FBI Director Robert Mueller, from left, Director of National Intelligence… (Win McNamee / Getty Images )
Reporting from Washington — The leaders of the Senate intelligence committee praised CIA Director David H. Petraeus at a public hearing Tuesday, and criticized a Los Angeles Times story that said the retired Army general was working to improve relations with some members of Congress.
The story said some lawmakers and their staff had criticized Petraeus' "guarded approach," and that his transition from a 37-year military career to running the nation's spy service had been difficult at times.
The story also described complaints that Petraeus had failed to adequately explain to the House and the Senate oversight committees why he had reduced the pace of CIA drone missile strikes in Pakistan after he took over the CIA last September.

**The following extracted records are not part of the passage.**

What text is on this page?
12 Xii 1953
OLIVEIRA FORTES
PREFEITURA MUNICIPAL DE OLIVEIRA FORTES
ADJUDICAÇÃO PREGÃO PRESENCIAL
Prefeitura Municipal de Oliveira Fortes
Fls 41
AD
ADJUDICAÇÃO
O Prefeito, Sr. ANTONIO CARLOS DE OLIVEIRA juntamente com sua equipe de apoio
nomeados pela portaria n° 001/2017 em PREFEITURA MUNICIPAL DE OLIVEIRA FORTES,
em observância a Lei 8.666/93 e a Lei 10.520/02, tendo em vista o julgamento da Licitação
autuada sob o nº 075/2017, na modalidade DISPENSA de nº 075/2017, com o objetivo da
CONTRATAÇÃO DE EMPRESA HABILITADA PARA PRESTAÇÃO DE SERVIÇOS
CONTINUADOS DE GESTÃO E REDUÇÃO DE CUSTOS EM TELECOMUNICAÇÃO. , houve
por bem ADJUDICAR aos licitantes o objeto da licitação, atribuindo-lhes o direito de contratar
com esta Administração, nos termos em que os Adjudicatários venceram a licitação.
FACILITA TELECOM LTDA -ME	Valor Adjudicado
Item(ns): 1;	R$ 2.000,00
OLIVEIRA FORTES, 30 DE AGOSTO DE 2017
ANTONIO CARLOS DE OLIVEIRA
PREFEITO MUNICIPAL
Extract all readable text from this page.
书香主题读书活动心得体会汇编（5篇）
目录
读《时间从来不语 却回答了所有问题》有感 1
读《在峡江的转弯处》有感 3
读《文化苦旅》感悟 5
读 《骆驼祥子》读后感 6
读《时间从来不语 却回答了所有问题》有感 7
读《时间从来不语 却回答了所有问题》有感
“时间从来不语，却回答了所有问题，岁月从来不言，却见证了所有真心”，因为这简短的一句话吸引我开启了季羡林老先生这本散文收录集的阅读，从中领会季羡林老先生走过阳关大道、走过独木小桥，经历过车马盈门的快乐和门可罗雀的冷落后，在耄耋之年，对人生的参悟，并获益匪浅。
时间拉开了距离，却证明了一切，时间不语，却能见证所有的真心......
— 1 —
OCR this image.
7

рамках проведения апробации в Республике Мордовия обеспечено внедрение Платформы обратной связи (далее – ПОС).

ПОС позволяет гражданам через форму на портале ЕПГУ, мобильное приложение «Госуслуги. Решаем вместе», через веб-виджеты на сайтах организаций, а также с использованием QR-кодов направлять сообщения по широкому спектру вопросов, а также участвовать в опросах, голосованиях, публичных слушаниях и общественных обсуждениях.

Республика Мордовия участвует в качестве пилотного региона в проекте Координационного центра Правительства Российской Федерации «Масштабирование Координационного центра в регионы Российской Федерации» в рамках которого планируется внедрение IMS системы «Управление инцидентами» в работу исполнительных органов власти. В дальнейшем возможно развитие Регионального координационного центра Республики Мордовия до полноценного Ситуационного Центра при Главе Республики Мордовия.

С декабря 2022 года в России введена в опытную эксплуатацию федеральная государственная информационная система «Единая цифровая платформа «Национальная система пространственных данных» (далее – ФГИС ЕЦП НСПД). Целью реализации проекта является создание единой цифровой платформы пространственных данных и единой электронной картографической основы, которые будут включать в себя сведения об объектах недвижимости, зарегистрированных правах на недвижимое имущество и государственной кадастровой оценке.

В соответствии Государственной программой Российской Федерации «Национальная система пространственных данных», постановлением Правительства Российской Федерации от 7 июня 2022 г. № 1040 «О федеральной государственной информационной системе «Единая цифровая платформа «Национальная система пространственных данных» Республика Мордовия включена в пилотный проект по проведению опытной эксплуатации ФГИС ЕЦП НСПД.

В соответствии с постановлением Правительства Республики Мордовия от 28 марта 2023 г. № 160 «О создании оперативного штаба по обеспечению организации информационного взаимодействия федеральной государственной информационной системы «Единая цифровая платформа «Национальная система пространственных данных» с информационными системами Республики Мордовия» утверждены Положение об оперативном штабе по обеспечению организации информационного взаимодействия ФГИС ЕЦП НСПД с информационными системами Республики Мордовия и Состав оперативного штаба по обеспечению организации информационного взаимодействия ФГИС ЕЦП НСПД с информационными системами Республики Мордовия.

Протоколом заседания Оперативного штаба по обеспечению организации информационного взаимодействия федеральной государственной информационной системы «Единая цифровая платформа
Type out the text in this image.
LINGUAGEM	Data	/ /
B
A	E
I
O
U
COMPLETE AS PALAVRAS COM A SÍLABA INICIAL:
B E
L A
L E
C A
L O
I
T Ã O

Sen. Dianne Feinstein (D-Calif.), chair of the Senate Select Committee on Intelligence, took issue with how Petraeus was portrayed in the story.
"Nothing could be farther from the truth," Feinstein said at the start of a daylong hearing about global threats facing the United States. Seven top intelligence officials were arrayed in front of her, including Petraeus, Director of National Intelligence James R. Clapper and FBI director Robert S. Mueller III.
"He [Petraeus] has upheld his obligation to keep the committee informed," Feinstein said.
"I spoke to the reporter on Friday and made clear that that has not been my experience," she said. Feinstein's comments were quoted in the story.
The ranking Republican on the committee, Sen. Saxby Chambliss (R-Ga.), concurred with Feinstein. Petraeus "has been readily available to come to the committee on a formal and informal basis," Chambliss said. "I am surprised there would be any question about that."
Petraeus thanked the senators for their support and said that in the last five months, he has worked to shorten the time between when the CIA takes a significant action and when it notifies members Congress.
"Thank you for your comments on the agency's efforts to keep the committee fully informed. We have worked to be accessible, and I think the facts reflect that," Petraeus said.